There was a Women in Ministry luncheon where the keynote speaker was a male who told us it was time for there to be women in ministry.  There was a room full of women ministers from across the CME Zion, and no opportunity for them to interact or network in any way.  We paid $15.00 for less variety than (and apparently some of the leftover items from)  the previous day's $13.95 buffet, and were met with two additional requests for money.  Fortunately the women at my table engaged in dialogue among ourselves.  I was particularly humbled that Rev. Boyd, a current student at Phillips, chose to discuss ideas for doctoral research with me. She actually sought me out to have the convo! I got to tell her about Macarius and the Desert Fathers, and about my thoughts about Tertullian and the influence of his African heritage on our present day (eurocentricized) understanding of the Trinity. It was a good convo, it did my heart good to be able to have such a conversation with a CME woman seminarian, and it made me happy that she valued my opinion enough to seek me out and ask for it.

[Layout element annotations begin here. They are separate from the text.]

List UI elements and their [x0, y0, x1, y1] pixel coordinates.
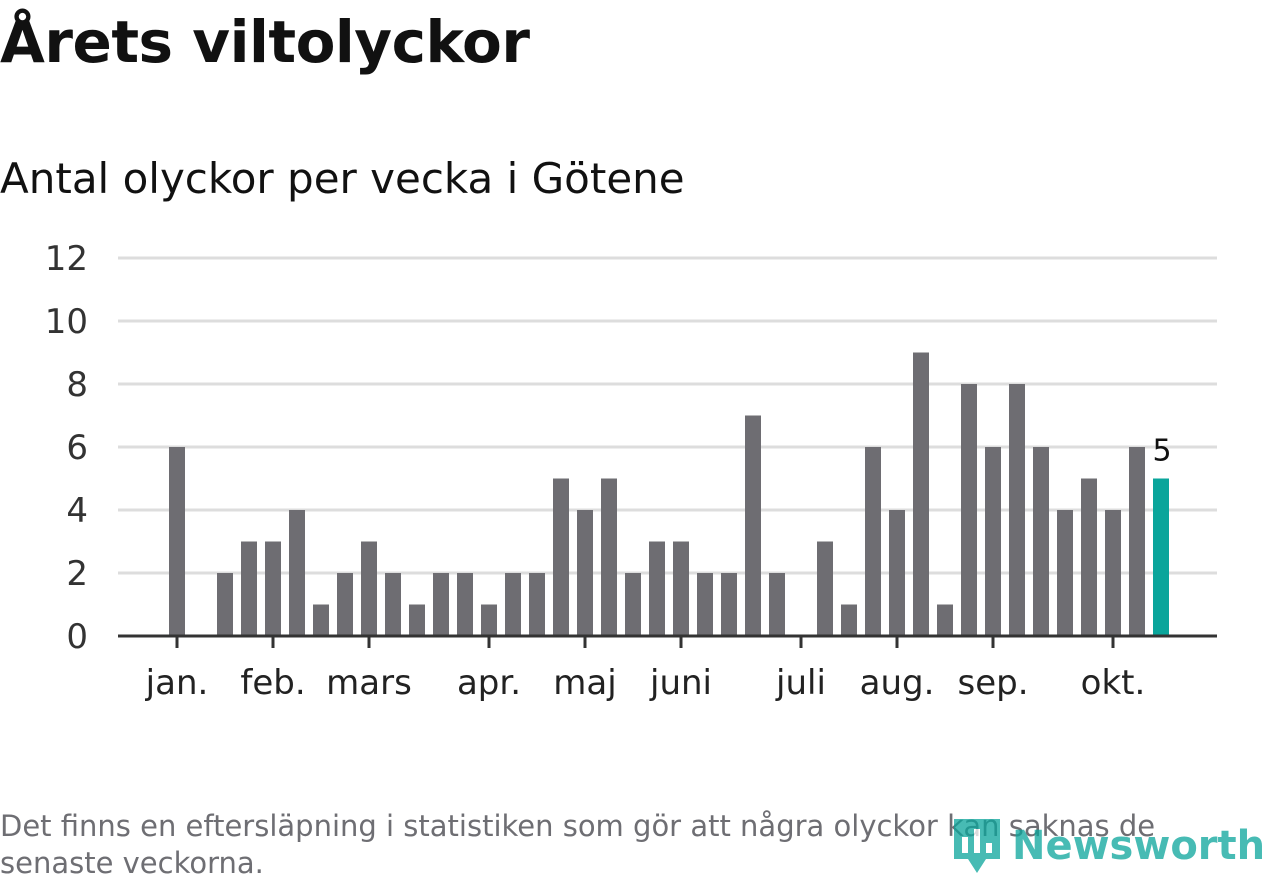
x-tick-label: maj: [553, 663, 616, 703]
bar: [841, 604, 857, 636]
y-tick-label: 8: [66, 365, 88, 405]
chart-title: Årets viltolyckor: [0, 8, 530, 76]
newsworthy-logo-icon: [954, 819, 1000, 873]
x-tick-label: okt.: [1081, 663, 1146, 703]
bar: [361, 541, 377, 636]
bar: [1057, 510, 1073, 636]
bar: [217, 573, 233, 636]
bar: [505, 573, 521, 636]
bar: [721, 573, 737, 636]
bar: [913, 352, 929, 636]
bar: [1105, 510, 1121, 636]
bar: [1129, 447, 1145, 636]
x-tick-label: juni: [649, 663, 712, 703]
bars: [169, 352, 1169, 636]
bar: [817, 541, 833, 636]
bar: [553, 478, 569, 636]
bar: [649, 541, 665, 636]
bar: [313, 604, 329, 636]
bar-chart: 0 2 4 6 8 10 12 jan. feb. mars apr. maj juni juli aug…: [45, 239, 1217, 703]
bar: [937, 604, 953, 636]
bar: [289, 510, 305, 636]
x-tick-label: feb.: [240, 663, 305, 703]
bar: [1009, 384, 1025, 636]
data-labels: 5: [1152, 434, 1171, 469]
bar: [673, 541, 689, 636]
x-axis-ticks: jan. feb. mars apr. maj juni juli aug. sep. okt.: [145, 636, 1146, 703]
y-axis-ticks: 0 2 4 6 8 10 12: [45, 239, 88, 657]
bar: [409, 604, 425, 636]
x-tick-label: aug.: [860, 663, 935, 703]
bar: [601, 478, 617, 636]
bar: [457, 573, 473, 636]
y-tick-label: 12: [45, 239, 88, 279]
x-tick-label: mars: [326, 663, 412, 703]
y-tick-label: 4: [66, 491, 88, 531]
x-tick-label: juli: [775, 663, 826, 703]
bar: [865, 447, 881, 636]
bar: [529, 573, 545, 636]
brand-logo: Newsworthy: [950, 814, 1262, 878]
y-tick-label: 6: [66, 428, 88, 468]
y-tick-label: 2: [66, 554, 88, 594]
bar: [697, 573, 713, 636]
bar: [1033, 447, 1049, 636]
bar: [169, 447, 185, 636]
bar: [241, 541, 257, 636]
highlight-data-label: 5: [1152, 434, 1171, 469]
y-tick-label: 0: [66, 617, 88, 657]
brand-name: Newsworthy: [1012, 823, 1262, 869]
bar: [625, 573, 641, 636]
chart-subtitle: Antal olyckor per vecka i Götene: [0, 154, 685, 203]
bar: [889, 510, 905, 636]
bar: [337, 573, 353, 636]
y-tick-label: 10: [45, 302, 88, 342]
bar: [265, 541, 281, 636]
bar: [745, 415, 761, 636]
bar: [769, 573, 785, 636]
bar: [985, 447, 1001, 636]
bar: [1081, 478, 1097, 636]
x-tick-label: apr.: [457, 663, 521, 703]
bar: [961, 384, 977, 636]
gridlines: [118, 256, 1217, 575]
x-tick-label: jan.: [145, 663, 209, 703]
x-tick-label: sep.: [957, 663, 1028, 703]
bar-highlight: [1153, 478, 1169, 636]
bar: [433, 573, 449, 636]
bar: [577, 510, 593, 636]
bar: [385, 573, 401, 636]
bar: [481, 604, 497, 636]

So that was all awesome, and while I didn’t get a Club Floor upgrade, I did get comped with access to the Club Lounge, so I didn’t have to pay for breakfast, water, soda, or evening snacks.  I think I only ate in the hotel restaurant once, and the rest of the time we went out. I also got comped with in-room internet access, which meant I could work in private.. All that makes a tremendous difference.  (Of course, the hotel didn’t manage to give me a final accounting or bill, so we’ll see how it all comes out…).  I think this is the first time I’ve ever stayed in a hotel and the bill hasn’t been under my door on the last morning.  Oh, well.  I'm gonna leave that one alone. 

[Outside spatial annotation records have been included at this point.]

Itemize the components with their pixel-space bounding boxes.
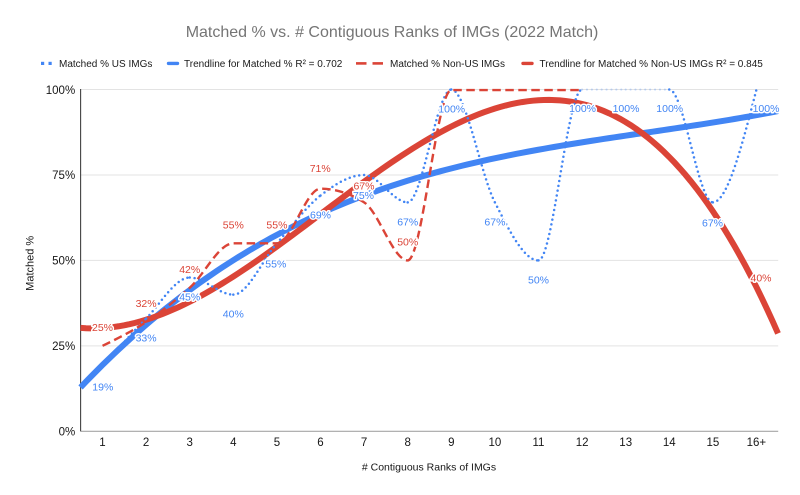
svg-text:75%: 75% bbox=[52, 170, 75, 182]
svg-text:2: 2 bbox=[143, 437, 149, 449]
svg-text:100%: 100% bbox=[46, 85, 75, 97]
svg-text:25%: 25% bbox=[52, 341, 75, 353]
svg-text:67%: 67% bbox=[397, 216, 418, 228]
svg-text:40%: 40% bbox=[750, 273, 771, 285]
svg-text:Trendline for Matched % Non-US: Trendline for Matched % Non-US IMGs R² =… bbox=[540, 59, 764, 70]
svg-text:40%: 40% bbox=[223, 309, 244, 321]
svg-text:100%: 100% bbox=[613, 103, 640, 115]
svg-text:8: 8 bbox=[404, 437, 410, 449]
svg-text:14: 14 bbox=[663, 437, 676, 449]
svg-text:10: 10 bbox=[489, 437, 502, 449]
svg-text:42%: 42% bbox=[179, 264, 200, 276]
svg-text:100%: 100% bbox=[569, 103, 596, 115]
svg-text:25%: 25% bbox=[92, 322, 113, 334]
svg-text:55%: 55% bbox=[266, 219, 287, 231]
svg-text:0%: 0% bbox=[59, 427, 76, 439]
svg-text:50%: 50% bbox=[52, 256, 75, 268]
svg-text:19%: 19% bbox=[92, 382, 113, 394]
svg-text:50%: 50% bbox=[528, 274, 549, 286]
svg-text:Trendline for Matched % R² = 0: Trendline for Matched % R² = 0.702 bbox=[184, 59, 343, 70]
svg-text:100%: 100% bbox=[656, 103, 683, 115]
svg-text:6: 6 bbox=[317, 437, 323, 449]
svg-text:69%: 69% bbox=[310, 210, 331, 222]
svg-text:3: 3 bbox=[186, 437, 192, 449]
svg-text:45%: 45% bbox=[179, 292, 200, 304]
svg-text:Matched % Non-US IMGs: Matched % Non-US IMGs bbox=[390, 59, 505, 70]
svg-text:55%: 55% bbox=[265, 258, 286, 270]
svg-text:9: 9 bbox=[448, 437, 454, 449]
svg-text:71%: 71% bbox=[310, 163, 331, 175]
svg-text:33%: 33% bbox=[136, 333, 157, 345]
svg-text:15: 15 bbox=[707, 437, 720, 449]
svg-text:75%: 75% bbox=[353, 190, 374, 202]
svg-text:32%: 32% bbox=[136, 298, 157, 310]
svg-text:# Contiguous Ranks of IMGs: # Contiguous Ranks of IMGs bbox=[362, 462, 496, 474]
svg-text:16+: 16+ bbox=[747, 437, 767, 449]
svg-text:1: 1 bbox=[99, 437, 105, 449]
svg-text:13: 13 bbox=[619, 437, 632, 449]
svg-text:Matched %: Matched % bbox=[25, 236, 37, 291]
svg-text:11: 11 bbox=[533, 437, 545, 449]
svg-text:67%: 67% bbox=[353, 181, 374, 193]
svg-text:4: 4 bbox=[230, 437, 237, 449]
svg-text:100%: 100% bbox=[753, 103, 780, 115]
svg-text:Matched % US IMGs: Matched % US IMGs bbox=[59, 59, 152, 70]
svg-text:12: 12 bbox=[576, 437, 589, 449]
svg-text:5: 5 bbox=[274, 437, 280, 449]
svg-text:67%: 67% bbox=[484, 216, 505, 228]
svg-text:55%: 55% bbox=[223, 219, 244, 231]
svg-text:Matched % vs. # Contiguous Ran: Matched % vs. # Contiguous Ranks of IMGs… bbox=[186, 24, 599, 41]
svg-text:100%: 100% bbox=[438, 104, 465, 116]
svg-text:67%: 67% bbox=[702, 218, 723, 230]
svg-text:7: 7 bbox=[361, 437, 367, 449]
svg-text:50%: 50% bbox=[397, 236, 418, 248]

So it was a wonderful trip.  I didn’t realize until afterwards how much I needed the trip, the fellowship, and the healing it brought.  On the way back home, I started watching that atrocity they call a movie, “Django Unchained.”  I’m sorry, I don’t like Westerns, have never learned to appreciate Tarantino’s “talent,” and by 20 minutes in I had seen so many exploding heads and heard so much contrived swearing that I can’t see myself ever managing to finish it.  I’m SO glad I downloaded a reviewer’s copy; had I paid money to see it on the big screen, I’d probably be pissed.  Maybe I’ll try to watch it again, but I don’t think so.  I bring it up because I was looking at the way the shackles seemed to have eaten into the flesh of some of the enslaved people.  I couldn’t help but think that it’s the same way with the issues that shackle us in life. They start out as little irritations, and if we don’t become unshackled or unfettered, the irritations become more and more pronounced.  If allowed to persist, they can create wounds.  If the wounds are left untreated, they can fester, grow, and eventually destroy us. I’d been walking around wounded for a long time, and a lot of healing came at this conference.  I’m going to have to learn to take things a bit more slowly and to be as intentional about my alone time as I am about my gym time, but some healing has begun.  That’s really cool, especially since I didn’t even realize I was wounded.

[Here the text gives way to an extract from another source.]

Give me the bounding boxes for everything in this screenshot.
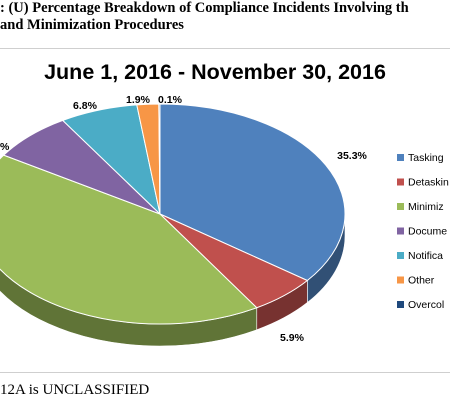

Perhaps I didn’t realize I was wounded because of the environment I allow around me.  As we were landing in NY we hit quite a few air bumps, and  I realized that I actually like a bit of turbulence when I’m in an airplane.  It makes the ride more interesting, it forces me to stay completely in the moment, and it reinforces the fact that we are helpless and completely reliant on God.

… and then I realized that growth (and maybe more healing) will come when I can regard turbulence in life the same way.  Turbulence is something you go through – and while crashes do happen occasionally, the norm is that, even though you go through the turbulence, it is temporary, and you pass through it with the knowledge that you are protected and with the expectation that you’ll come out safely on the other side and continue on to your destination.

And last night, that’s exactly what happened.  I wrote those words, and the plane landed.  Yes, I decided to take supershuttle instead of a taxi, so it took a while to get home, and yes, the driver was a crazy New York driver, but my peace is upon me, and my healing has begun.